İslamcıların yaptığı savunulması zor tutumlar söz konusu olduğunda hemen dile getirilen şu “gerçek İslam bu değil” cümlesi kurtarıcı bir cümleye dönüştü biliyorsunuz. Bunu duyan bir dindar günümüz İslamcısının olumsuz tüm uygulamalarını reddedebilir. Bunun ona nasıl bir rahatlık sağladığını belirtmeye gerek var mı?

Eliaçık’ın yakın bir tarihte yaptığı konuşmada “bugün yaşananlara bakıp ateist olduysanız caizdir, ben de bu dinin ateistiyim” dediğini okuduğumda düşündüm “gittikçe Williams’a benziyor” diye. İlginç bir adamdı bu Williams. Bazen televizyonda, Noel’de özellikle, konuşmalarını dinlerdim. İyi bir hatip olduğuna kuşku yok. Bir din adamının konuşmalarının arasına esprili ifadeler serpebileceğine inanmayanların Williams’ı dinlemelerini isterdim gerçekten. Dünyaca ünlü ateist Richard Dawkins de aslında sever Williams’ı. “Tüm Hıristiyanlar onun gibi olsa ortada hiçbir sorun kalmazdı” demiştir Williams hakkında.
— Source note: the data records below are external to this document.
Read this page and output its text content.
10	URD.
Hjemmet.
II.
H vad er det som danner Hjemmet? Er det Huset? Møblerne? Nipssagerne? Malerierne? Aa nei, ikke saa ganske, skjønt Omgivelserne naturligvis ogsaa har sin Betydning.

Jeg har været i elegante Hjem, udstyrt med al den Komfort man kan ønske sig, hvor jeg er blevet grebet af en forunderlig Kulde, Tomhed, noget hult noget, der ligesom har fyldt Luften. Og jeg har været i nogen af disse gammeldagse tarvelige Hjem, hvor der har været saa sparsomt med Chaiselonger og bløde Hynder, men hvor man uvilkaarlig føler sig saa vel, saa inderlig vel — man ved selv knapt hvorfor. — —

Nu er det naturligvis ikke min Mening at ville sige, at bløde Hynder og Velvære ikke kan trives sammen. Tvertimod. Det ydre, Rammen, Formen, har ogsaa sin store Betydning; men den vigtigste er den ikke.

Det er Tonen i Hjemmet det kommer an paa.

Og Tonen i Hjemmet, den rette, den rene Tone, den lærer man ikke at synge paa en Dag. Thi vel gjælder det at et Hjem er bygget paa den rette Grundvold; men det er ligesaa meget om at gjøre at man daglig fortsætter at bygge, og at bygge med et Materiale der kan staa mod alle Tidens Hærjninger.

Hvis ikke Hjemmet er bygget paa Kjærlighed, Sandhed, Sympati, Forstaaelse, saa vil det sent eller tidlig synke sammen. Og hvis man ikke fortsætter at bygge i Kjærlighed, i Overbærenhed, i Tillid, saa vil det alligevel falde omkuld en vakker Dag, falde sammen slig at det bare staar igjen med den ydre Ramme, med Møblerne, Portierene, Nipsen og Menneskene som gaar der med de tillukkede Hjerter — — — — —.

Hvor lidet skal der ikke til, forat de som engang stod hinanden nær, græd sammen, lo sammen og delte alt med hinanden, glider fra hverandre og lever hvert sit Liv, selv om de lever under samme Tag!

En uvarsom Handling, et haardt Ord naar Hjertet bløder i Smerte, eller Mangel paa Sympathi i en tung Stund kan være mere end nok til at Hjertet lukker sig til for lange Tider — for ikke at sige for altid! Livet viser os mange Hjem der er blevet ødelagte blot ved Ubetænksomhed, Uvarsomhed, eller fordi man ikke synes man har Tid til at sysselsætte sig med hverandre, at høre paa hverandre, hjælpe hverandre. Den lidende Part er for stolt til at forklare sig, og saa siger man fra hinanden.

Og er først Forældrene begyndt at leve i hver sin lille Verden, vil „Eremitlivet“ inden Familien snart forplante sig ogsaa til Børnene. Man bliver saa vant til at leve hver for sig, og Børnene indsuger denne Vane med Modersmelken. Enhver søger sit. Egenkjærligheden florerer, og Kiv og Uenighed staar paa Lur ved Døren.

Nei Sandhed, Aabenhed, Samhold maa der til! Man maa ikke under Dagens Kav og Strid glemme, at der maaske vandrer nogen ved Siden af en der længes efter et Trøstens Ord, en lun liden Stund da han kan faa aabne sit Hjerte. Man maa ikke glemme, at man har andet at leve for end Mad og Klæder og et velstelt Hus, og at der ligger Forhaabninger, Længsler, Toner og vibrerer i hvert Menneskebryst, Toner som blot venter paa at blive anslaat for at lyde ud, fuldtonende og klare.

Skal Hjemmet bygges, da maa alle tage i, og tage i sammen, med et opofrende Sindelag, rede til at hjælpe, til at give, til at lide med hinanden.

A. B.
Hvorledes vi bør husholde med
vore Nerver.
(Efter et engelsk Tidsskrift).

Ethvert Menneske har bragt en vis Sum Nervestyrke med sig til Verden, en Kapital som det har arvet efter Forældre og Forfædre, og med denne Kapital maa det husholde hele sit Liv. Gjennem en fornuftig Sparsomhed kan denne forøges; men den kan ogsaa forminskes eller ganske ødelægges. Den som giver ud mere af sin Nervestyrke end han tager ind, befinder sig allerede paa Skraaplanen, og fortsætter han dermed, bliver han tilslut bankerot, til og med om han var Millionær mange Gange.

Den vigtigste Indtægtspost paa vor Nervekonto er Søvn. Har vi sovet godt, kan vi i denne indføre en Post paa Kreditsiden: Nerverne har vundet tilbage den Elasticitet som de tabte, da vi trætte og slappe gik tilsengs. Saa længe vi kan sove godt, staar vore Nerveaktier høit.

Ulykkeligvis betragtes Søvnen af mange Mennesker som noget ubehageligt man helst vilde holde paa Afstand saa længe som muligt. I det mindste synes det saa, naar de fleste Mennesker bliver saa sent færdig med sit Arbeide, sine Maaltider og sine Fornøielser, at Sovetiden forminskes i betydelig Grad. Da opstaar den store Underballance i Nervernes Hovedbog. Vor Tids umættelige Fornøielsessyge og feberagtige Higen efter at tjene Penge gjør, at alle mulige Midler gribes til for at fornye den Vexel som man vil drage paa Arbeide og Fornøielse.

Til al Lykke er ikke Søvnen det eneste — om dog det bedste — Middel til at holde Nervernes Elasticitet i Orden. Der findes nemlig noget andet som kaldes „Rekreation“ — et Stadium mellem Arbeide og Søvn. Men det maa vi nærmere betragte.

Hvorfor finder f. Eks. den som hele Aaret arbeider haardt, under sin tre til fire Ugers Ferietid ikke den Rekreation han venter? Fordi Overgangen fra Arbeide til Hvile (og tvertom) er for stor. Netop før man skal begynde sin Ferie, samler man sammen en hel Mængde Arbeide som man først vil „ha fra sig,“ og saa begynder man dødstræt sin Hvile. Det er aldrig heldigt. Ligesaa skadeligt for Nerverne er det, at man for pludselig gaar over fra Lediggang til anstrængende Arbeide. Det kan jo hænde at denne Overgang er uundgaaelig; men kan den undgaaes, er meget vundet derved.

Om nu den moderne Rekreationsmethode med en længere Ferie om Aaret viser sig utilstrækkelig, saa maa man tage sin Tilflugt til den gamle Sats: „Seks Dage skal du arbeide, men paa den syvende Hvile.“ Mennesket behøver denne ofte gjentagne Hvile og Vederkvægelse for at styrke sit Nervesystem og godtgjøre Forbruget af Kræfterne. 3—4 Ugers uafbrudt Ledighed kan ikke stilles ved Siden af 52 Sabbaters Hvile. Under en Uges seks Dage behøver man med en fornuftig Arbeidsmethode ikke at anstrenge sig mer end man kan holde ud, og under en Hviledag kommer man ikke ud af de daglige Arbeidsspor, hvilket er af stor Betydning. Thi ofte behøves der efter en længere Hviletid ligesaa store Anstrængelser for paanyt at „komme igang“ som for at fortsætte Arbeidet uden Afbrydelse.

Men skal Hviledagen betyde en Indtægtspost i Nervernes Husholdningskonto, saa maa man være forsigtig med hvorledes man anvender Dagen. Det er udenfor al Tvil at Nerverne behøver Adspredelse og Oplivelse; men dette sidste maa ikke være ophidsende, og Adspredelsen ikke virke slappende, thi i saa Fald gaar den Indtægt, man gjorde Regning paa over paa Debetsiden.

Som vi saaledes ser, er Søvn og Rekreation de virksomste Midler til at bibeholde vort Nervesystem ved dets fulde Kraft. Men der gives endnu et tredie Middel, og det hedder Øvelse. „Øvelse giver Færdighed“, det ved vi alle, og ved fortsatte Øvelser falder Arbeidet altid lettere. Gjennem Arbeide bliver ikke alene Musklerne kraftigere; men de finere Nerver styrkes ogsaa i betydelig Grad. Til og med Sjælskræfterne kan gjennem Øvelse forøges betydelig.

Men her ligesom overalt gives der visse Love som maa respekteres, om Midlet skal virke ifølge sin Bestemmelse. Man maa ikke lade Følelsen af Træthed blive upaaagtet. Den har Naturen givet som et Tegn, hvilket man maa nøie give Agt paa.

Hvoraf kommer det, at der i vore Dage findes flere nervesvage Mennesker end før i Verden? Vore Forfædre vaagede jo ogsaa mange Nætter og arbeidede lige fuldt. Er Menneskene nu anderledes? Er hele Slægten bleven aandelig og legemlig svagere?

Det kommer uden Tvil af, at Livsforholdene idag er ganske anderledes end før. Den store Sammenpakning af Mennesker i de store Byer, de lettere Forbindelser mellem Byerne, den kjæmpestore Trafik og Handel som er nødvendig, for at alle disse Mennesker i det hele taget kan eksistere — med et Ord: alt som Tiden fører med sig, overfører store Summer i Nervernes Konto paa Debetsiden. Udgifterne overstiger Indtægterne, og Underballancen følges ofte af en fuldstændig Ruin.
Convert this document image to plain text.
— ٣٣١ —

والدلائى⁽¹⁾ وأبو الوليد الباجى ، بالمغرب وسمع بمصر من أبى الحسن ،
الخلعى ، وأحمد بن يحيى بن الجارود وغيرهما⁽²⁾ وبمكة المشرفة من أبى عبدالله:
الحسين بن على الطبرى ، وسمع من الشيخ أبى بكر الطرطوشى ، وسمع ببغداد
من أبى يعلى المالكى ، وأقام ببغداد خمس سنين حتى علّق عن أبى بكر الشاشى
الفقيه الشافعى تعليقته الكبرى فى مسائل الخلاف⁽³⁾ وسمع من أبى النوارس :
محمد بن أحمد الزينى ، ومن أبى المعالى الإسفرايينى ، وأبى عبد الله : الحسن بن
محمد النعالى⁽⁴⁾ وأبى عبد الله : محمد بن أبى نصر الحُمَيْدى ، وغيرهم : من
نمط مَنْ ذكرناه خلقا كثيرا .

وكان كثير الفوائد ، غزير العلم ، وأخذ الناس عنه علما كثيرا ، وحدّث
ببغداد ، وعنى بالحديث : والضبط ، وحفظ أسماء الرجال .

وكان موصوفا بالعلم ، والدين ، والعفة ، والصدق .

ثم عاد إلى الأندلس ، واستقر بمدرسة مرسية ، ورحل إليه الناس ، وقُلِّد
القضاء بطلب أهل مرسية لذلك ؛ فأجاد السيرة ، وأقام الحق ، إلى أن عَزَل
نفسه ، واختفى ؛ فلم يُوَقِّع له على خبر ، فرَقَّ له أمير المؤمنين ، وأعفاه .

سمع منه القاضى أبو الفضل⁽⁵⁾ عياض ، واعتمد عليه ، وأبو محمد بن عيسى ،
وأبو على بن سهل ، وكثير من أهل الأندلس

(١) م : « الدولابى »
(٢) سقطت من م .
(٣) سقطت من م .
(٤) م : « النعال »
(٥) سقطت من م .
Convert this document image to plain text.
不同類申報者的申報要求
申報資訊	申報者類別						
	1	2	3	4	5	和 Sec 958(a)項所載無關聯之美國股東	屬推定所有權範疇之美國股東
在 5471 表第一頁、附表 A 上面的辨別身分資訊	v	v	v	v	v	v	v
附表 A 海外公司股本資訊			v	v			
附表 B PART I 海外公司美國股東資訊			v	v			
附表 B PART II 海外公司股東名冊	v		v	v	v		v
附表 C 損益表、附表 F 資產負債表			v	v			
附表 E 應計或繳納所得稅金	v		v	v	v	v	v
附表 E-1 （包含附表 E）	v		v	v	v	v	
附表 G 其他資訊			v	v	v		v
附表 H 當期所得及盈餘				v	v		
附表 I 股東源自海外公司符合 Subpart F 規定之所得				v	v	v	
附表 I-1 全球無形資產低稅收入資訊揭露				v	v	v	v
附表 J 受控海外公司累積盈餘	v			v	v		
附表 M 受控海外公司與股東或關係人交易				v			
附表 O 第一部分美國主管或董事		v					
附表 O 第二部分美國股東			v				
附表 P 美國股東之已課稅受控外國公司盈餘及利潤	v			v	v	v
Şu, 200 bine yakın insanın yaşamına mal olan tsunami felaketini yorumlarken “yakınlarını kaybedenlerin tanrıya küfür etme hakları vardır” gibi bir lakırdı etmişti Williams. Sorumlusu tanrı olduğuna göre inananların da böyle bir hakkı var anlamında söylemiş olmalı. Tanrıyı, hesap sorulabilir, yaptıklarının yanlışlığı karşısında eleştirebilir bir imanlı tipi arzuladığı belliydi Williams’ın. Kıyamet kopmadı tabii. Papalık bozuk attı biraz ama zaten, Williams’ın temsil ettiği Anglikan Kilisesi ile yüzyıllardır kavgalılar, pek bir etkisi olmadı.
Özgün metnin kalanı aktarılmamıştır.